Kurt continued to flick through frequencies until he’d set 122.85 in the display window. “This is the one.”

He listened for a second, heard nothing and then pressed the transmit switch. “Aqua-Terra, this is Kurt Austin. How do you read?”

Nothing.

As Kurt spoke, he kept his eyes on the descending transports. They seemed blissfully unaware.

“Aqua-Terra, come in.”

“Try another frequency.”

“No. This is the one.” He pressed transmit again. “Aqua-Terra, do you copy? This is Kurt Austin. You’re about to come under attack. Prepare to repel boarders.”

He let go of the switch.

“Why don’t they answer?” she asked.

Kurt could think of a number of reasons, the most sinister of which had to do with the impostor in their midst. She might have disabled the radio or done something worse.

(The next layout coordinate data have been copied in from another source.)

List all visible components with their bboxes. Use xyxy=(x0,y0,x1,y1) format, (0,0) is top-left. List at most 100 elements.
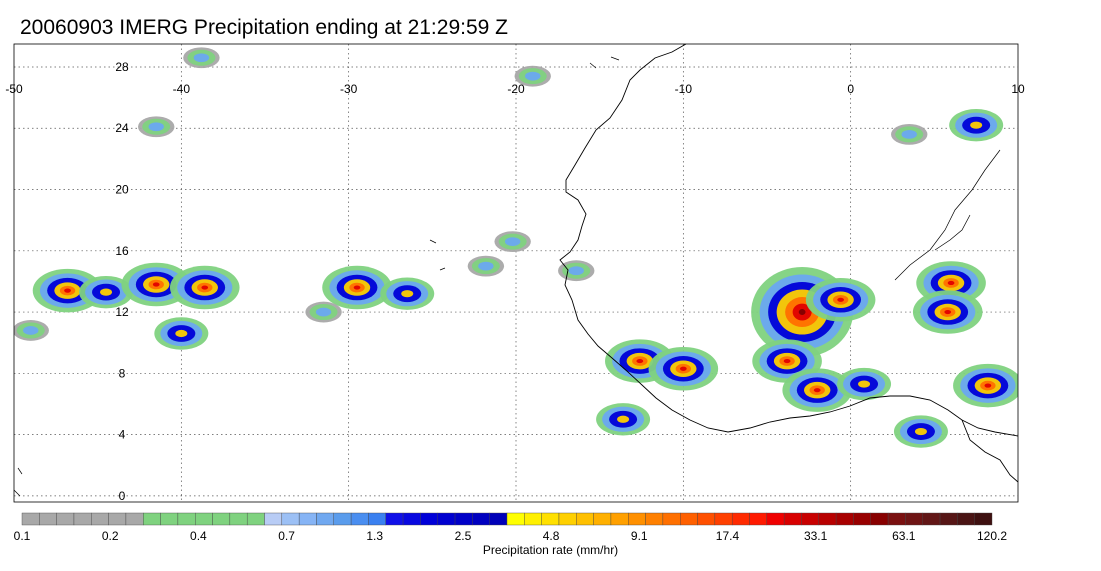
colorbar-swatch xyxy=(177,512,196,526)
colorbar-swatch xyxy=(697,512,716,526)
colorbar-swatch xyxy=(368,512,386,526)
latitude-label: 24 xyxy=(115,121,129,135)
colorbar-swatch xyxy=(108,512,127,526)
colorbar-tick-label: 2.5 xyxy=(455,529,472,543)
colorbar-swatch xyxy=(39,512,57,526)
colorbar-swatch xyxy=(576,512,594,526)
colorbar-swatch xyxy=(541,512,560,526)
colorbar-swatch xyxy=(21,512,40,526)
latitude-label: 28 xyxy=(115,60,129,74)
colorbar-swatch xyxy=(91,512,109,526)
colorbar-tick-label: 0.1 xyxy=(14,529,31,543)
colorbar-swatch xyxy=(385,512,404,526)
colorbar-swatch xyxy=(437,512,456,526)
precip-cell xyxy=(121,262,192,307)
latitude-label: 4 xyxy=(119,428,126,442)
colorbar-tick-label: 17.4 xyxy=(716,529,740,543)
precip-cell xyxy=(79,275,134,309)
colorbar-tick-label: 63.1 xyxy=(892,529,916,543)
colorbar-swatch xyxy=(316,512,334,526)
precip-cell xyxy=(837,367,892,401)
colorbar-swatch xyxy=(264,512,283,526)
small-islands xyxy=(14,56,620,497)
latitude-labels: 0 4 8 12 16 20 24 28 xyxy=(115,60,129,503)
precip-cell xyxy=(805,278,876,322)
longitude-labels: -50 -40 -30 -20 -10 0 10 xyxy=(5,82,1025,96)
colorbar-swatch xyxy=(801,512,819,526)
colorbar-swatch xyxy=(680,512,698,526)
africa-coastline xyxy=(559,44,1018,437)
colorbar-swatch xyxy=(818,512,837,526)
latitude-label: 12 xyxy=(115,305,129,319)
colorbar-swatch xyxy=(125,512,144,526)
river-niger xyxy=(894,149,1001,281)
precip-cell xyxy=(169,265,240,310)
longitude-label: -20 xyxy=(507,82,525,96)
colorbar-swatch xyxy=(524,512,542,526)
colorbar-swatch xyxy=(143,512,161,526)
longitude-label: 0 xyxy=(847,82,854,96)
colorbar-swatch xyxy=(870,512,889,526)
colorbar-swatch xyxy=(974,512,993,526)
precip-cell xyxy=(514,65,551,87)
latitude-label: 0 xyxy=(119,489,126,503)
precip-cell xyxy=(305,301,342,323)
map-frame xyxy=(13,43,1019,503)
colorbar-swatch xyxy=(593,512,612,526)
precip-cell xyxy=(154,317,209,350)
latitude-label: 8 xyxy=(119,366,126,380)
precip-cell xyxy=(891,123,928,145)
colorbar-tick-label: 0.7 xyxy=(278,529,295,543)
precip-cell xyxy=(467,255,505,277)
colorbar-swatch xyxy=(506,512,525,526)
coastline xyxy=(14,44,1018,497)
colorbar-swatch xyxy=(835,512,854,526)
precip-cell xyxy=(14,320,49,341)
colorbar-tick-label: 0.4 xyxy=(190,529,207,543)
colorbar-swatch xyxy=(783,512,802,526)
precip-cell xyxy=(912,290,983,334)
colorbar-tick-label: 1.3 xyxy=(366,529,383,543)
colorbar-swatch xyxy=(246,512,265,526)
colorbar-swatch xyxy=(489,512,508,526)
precip-cell xyxy=(953,363,1018,408)
colorbar-tick-label: 0.2 xyxy=(102,529,119,543)
longitude-label: -40 xyxy=(173,82,191,96)
colorbar-swatch xyxy=(454,512,473,526)
colorbar-tick-label: 9.1 xyxy=(631,529,648,543)
colorbar-swatch xyxy=(350,512,369,526)
colorbar-swatch xyxy=(229,512,248,526)
precip-cell xyxy=(138,116,175,138)
colorbar-swatch xyxy=(766,512,785,526)
colorbar-swatch xyxy=(645,512,664,526)
colorbar-swatch xyxy=(298,512,317,526)
colorbar-swatch xyxy=(939,512,958,526)
precip-cell xyxy=(949,108,1004,142)
gridlines xyxy=(14,44,1018,502)
colorbar-swatch xyxy=(905,512,923,526)
longitude-label: -10 xyxy=(675,82,693,96)
precip-cell xyxy=(893,415,948,448)
precip-cell xyxy=(782,368,852,412)
colorbar-swatch xyxy=(558,512,577,526)
colorbar-tick-label: 120.2 xyxy=(977,529,1007,543)
colorbar-label: Precipitation rate (mm/hr) xyxy=(482,543,619,557)
colorbar-swatch xyxy=(922,512,941,526)
colorbar-swatch xyxy=(472,512,490,526)
latitude-label: 20 xyxy=(115,183,129,197)
colorbar-swatch xyxy=(333,512,352,526)
longitude-label: -50 xyxy=(5,82,23,96)
longitude-label: 10 xyxy=(1011,82,1025,96)
colorbar-swatch xyxy=(56,512,75,526)
colorbar-swatch xyxy=(887,512,906,526)
colorbar-swatch xyxy=(420,512,438,526)
colorbar-tick-label: 33.1 xyxy=(804,529,828,543)
colorbar-swatch xyxy=(662,512,681,526)
colorbar-swatch xyxy=(73,512,92,526)
longitude-label: -30 xyxy=(340,82,358,96)
colorbar: 0.1 0.2 0.4 0.7 1.3 2.5 4.8 9.1 17.4 33.1 63.1 120.… xyxy=(14,512,1007,543)
colorbar-swatch xyxy=(714,512,733,526)
precip-cell xyxy=(558,260,595,282)
colorbar-swatch xyxy=(195,512,213,526)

The two aircraft were now dropping below two thousand feet. They’d be on the deck in a minute, probably discharging their boats using the LAPES parachutes. From the dimensions of the cargo hold he figured each plane might carry up to seventy commandos, but not with the boats and the equipment on board too. Thirty would be the max. That still meant sixty commandos against Marchetti’s crew of twenty, plus Paul and Gamay. With the robots deactivated, they didn’t stand a chance.